For embedded systems, reducing the rate of writing make sense, so in this regard the question is valid IMHO.

There can't be a universal limit that will once and for all satisfy all needs, so some user configurability would make sense.

Another aspect is that if a drift-file exists, NTP believes it and skip the frequency track-in phase and does not resolve the resulting constant reset of time that will be a result of not being able to track in the difference between the given offset and actual offset, if it is too large (this addresses Jochen's 3rd point about worst case scenario). I discovered this the hard way some years back, but I think it never got resolved. Anyway, as long as this misfeature remains, lowering the drift-write rate could lead to subtle misconfiguration issues worse than existing drift-file issues. This would limit the range of values users could configure and it would also end up expose the existing misfeature since we need to make sure that there is a very high likelihood that the drift-value written is within the capture range of the PLL mode, even when written more seldom.

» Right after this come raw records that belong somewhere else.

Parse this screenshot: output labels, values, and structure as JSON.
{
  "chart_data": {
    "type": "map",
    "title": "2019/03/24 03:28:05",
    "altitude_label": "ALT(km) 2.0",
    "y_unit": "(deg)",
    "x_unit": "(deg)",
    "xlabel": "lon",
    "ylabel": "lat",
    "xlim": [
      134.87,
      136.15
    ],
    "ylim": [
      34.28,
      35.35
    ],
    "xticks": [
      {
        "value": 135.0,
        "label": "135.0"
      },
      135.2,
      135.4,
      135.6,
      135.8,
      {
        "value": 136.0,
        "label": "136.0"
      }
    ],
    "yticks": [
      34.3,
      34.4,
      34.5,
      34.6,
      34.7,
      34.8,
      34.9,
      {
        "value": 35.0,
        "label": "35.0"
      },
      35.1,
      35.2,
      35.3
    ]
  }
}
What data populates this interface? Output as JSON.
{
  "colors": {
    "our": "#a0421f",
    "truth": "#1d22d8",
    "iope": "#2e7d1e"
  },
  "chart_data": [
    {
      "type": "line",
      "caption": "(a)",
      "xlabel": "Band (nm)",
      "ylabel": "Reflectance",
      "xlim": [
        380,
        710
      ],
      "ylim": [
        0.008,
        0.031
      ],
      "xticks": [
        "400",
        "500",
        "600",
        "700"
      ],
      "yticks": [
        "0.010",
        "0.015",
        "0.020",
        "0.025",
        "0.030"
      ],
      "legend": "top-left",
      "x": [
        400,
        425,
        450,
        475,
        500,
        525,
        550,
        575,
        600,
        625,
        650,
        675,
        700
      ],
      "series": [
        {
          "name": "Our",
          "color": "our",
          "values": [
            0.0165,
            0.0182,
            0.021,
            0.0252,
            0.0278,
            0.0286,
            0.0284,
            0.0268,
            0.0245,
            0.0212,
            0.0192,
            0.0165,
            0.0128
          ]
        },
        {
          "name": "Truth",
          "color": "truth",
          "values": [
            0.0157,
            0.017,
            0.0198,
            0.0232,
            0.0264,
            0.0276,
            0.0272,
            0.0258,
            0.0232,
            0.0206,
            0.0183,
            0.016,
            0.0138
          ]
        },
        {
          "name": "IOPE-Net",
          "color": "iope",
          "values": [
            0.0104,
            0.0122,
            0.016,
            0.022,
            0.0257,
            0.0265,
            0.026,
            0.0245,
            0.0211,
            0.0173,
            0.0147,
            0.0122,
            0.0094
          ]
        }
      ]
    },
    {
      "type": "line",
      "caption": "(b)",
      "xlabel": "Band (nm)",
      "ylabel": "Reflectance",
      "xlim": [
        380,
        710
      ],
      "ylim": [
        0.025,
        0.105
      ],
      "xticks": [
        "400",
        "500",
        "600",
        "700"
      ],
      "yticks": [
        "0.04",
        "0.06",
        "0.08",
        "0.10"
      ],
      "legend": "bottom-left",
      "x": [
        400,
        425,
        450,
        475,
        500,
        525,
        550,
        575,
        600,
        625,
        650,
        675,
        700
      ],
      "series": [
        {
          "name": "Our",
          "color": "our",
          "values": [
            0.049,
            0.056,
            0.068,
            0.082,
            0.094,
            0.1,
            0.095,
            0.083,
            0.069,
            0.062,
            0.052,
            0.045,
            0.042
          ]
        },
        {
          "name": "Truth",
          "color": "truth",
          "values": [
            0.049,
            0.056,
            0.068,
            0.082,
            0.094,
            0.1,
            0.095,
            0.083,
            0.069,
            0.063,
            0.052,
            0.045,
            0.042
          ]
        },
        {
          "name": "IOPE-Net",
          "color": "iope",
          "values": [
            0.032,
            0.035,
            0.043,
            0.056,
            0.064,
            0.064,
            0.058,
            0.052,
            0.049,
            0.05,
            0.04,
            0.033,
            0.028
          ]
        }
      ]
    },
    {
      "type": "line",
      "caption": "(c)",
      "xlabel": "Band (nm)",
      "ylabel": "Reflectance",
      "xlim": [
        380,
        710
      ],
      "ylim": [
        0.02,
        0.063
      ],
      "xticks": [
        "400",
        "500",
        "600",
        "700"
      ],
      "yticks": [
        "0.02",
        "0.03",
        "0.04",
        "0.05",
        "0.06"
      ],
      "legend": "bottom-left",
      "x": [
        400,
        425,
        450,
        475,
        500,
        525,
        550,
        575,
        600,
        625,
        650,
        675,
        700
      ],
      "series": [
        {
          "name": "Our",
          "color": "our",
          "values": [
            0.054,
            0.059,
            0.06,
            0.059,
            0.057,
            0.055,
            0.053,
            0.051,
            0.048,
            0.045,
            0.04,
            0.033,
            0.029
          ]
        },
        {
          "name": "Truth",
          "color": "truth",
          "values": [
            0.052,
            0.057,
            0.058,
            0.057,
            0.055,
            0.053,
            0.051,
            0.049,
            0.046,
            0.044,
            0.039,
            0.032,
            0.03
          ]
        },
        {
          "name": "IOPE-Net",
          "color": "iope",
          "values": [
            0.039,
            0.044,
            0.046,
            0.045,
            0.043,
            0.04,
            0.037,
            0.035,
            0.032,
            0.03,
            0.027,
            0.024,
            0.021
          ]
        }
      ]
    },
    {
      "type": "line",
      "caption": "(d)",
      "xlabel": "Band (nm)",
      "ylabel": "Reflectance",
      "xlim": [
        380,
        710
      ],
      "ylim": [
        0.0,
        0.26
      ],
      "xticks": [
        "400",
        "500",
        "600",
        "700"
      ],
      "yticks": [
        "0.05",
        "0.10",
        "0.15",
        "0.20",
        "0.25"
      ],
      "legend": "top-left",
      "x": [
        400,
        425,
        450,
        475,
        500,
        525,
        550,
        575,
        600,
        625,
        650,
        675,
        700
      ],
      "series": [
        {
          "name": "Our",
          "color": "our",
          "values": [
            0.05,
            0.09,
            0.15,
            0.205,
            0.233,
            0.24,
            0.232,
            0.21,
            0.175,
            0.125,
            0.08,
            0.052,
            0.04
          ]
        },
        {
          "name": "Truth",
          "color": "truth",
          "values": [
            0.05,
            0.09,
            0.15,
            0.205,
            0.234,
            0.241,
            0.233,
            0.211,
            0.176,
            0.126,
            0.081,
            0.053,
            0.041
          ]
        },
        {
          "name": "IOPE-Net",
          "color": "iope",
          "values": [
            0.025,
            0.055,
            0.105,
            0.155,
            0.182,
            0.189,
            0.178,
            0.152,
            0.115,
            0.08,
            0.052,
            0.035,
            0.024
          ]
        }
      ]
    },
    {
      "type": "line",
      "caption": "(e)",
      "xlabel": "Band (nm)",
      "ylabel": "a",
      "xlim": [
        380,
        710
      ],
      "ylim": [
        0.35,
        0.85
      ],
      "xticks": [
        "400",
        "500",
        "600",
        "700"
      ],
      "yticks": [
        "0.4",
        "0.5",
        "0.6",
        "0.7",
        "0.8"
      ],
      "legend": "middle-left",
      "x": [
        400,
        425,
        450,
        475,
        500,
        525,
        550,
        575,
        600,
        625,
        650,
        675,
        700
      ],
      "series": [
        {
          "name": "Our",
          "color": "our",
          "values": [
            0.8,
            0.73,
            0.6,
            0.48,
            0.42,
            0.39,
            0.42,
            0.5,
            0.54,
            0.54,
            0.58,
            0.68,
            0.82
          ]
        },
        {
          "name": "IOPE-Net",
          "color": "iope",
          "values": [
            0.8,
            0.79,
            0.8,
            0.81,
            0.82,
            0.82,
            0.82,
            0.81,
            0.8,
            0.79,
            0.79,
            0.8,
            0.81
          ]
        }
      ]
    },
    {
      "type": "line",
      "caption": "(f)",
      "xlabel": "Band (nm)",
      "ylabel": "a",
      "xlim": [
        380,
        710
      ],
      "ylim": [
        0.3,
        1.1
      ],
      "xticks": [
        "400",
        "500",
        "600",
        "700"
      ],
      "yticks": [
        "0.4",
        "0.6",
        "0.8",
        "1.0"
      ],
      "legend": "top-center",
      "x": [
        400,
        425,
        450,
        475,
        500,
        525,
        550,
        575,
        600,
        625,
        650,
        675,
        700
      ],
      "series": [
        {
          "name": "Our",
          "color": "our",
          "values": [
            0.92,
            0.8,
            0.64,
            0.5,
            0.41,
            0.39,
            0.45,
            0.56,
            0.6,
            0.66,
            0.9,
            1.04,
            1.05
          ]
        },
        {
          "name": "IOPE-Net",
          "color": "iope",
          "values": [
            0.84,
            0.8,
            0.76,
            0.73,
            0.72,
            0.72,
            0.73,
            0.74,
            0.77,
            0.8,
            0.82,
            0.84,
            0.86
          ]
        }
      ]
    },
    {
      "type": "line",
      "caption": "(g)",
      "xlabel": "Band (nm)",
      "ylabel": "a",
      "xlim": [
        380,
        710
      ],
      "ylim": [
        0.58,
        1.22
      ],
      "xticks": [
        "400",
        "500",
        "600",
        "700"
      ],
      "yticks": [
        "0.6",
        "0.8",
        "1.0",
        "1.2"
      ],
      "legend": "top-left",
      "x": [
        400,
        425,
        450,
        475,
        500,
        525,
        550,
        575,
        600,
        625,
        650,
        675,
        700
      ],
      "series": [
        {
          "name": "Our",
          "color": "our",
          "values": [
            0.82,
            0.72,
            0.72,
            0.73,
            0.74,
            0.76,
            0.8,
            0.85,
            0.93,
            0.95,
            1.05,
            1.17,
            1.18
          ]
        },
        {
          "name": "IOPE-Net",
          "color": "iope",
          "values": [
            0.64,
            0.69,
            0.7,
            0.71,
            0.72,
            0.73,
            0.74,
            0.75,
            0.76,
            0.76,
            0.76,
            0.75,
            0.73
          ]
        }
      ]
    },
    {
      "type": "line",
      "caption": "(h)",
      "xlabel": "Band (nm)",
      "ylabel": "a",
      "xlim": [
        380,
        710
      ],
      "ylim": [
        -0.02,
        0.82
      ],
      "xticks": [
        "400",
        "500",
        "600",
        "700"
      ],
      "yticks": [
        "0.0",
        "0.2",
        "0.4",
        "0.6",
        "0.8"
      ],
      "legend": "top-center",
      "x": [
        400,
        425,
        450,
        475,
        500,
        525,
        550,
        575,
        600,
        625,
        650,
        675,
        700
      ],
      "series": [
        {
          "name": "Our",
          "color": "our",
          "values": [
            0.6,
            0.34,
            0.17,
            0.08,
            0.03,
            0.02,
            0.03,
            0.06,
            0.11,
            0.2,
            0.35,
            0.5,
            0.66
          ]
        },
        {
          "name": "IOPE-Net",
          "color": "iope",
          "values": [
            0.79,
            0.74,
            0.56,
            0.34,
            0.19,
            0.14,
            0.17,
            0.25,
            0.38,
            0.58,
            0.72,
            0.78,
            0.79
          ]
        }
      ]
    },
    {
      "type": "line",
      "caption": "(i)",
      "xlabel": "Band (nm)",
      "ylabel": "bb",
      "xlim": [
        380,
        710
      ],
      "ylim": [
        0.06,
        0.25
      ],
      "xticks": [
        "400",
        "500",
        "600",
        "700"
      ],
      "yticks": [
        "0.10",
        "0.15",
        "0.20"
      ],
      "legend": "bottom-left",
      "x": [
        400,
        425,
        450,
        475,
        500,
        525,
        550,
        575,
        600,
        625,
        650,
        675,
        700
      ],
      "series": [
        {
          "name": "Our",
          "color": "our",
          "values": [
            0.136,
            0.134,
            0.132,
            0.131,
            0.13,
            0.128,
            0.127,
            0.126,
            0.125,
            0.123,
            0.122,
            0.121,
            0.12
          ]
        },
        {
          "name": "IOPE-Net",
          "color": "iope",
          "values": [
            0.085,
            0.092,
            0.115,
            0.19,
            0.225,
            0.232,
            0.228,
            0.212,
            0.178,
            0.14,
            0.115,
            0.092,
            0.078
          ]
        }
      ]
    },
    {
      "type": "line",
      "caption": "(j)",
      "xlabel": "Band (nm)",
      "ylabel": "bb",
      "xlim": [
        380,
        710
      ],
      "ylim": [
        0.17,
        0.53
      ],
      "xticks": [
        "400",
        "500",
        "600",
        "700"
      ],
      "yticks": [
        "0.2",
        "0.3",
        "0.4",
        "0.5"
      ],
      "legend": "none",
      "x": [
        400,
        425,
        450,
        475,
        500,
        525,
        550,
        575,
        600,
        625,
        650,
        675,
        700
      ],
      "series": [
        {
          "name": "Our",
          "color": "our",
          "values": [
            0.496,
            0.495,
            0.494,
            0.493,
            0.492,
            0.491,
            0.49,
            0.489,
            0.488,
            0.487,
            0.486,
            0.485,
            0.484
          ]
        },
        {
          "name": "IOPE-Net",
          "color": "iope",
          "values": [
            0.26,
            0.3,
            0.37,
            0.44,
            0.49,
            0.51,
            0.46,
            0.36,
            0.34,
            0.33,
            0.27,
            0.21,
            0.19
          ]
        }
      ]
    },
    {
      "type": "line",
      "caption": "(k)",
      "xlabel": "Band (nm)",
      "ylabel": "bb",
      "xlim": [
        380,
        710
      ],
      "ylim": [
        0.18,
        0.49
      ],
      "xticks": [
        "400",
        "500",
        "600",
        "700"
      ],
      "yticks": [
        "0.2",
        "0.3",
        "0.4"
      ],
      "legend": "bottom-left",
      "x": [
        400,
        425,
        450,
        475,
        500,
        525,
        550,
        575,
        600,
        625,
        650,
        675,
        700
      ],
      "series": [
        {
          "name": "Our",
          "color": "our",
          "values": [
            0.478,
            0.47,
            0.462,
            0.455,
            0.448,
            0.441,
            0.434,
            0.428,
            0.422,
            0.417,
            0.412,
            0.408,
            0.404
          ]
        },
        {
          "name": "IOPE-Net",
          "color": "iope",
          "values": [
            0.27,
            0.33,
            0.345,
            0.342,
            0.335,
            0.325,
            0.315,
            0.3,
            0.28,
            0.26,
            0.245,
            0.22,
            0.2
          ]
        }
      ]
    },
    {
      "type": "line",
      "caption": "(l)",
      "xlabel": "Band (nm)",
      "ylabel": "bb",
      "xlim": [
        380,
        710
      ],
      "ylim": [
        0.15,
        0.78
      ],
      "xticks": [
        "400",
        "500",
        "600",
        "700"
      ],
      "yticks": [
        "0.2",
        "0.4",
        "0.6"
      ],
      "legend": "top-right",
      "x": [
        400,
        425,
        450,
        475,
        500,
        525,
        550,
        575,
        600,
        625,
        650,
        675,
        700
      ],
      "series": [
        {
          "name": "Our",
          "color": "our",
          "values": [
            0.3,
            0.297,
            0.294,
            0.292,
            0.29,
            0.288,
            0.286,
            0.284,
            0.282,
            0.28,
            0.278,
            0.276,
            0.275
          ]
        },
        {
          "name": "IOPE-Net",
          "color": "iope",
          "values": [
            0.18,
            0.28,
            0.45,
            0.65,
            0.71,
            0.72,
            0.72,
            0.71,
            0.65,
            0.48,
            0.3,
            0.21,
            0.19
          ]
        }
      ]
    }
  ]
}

Trying to modify the way NTP write (Joochen's point 1) does not help for flashes, it's the write itself which may be long-term destruction, so it is reducing the rate of write which should be the key. It might be better to do the write as part of shut-down.

In general, the drift-file handling should be made more fool-proof first, before attempting to improve the write rate issue. It has already proven itself causing a number for problems, but rather than addressing it directly, trying to address triggers seems to be the main problem. Until this is done, the drift-file can be a beneficial accelerator for systems where it works, but may be discouraged for other system uses. It's main motivation is to overcome the FLL phase time of NTP start-up.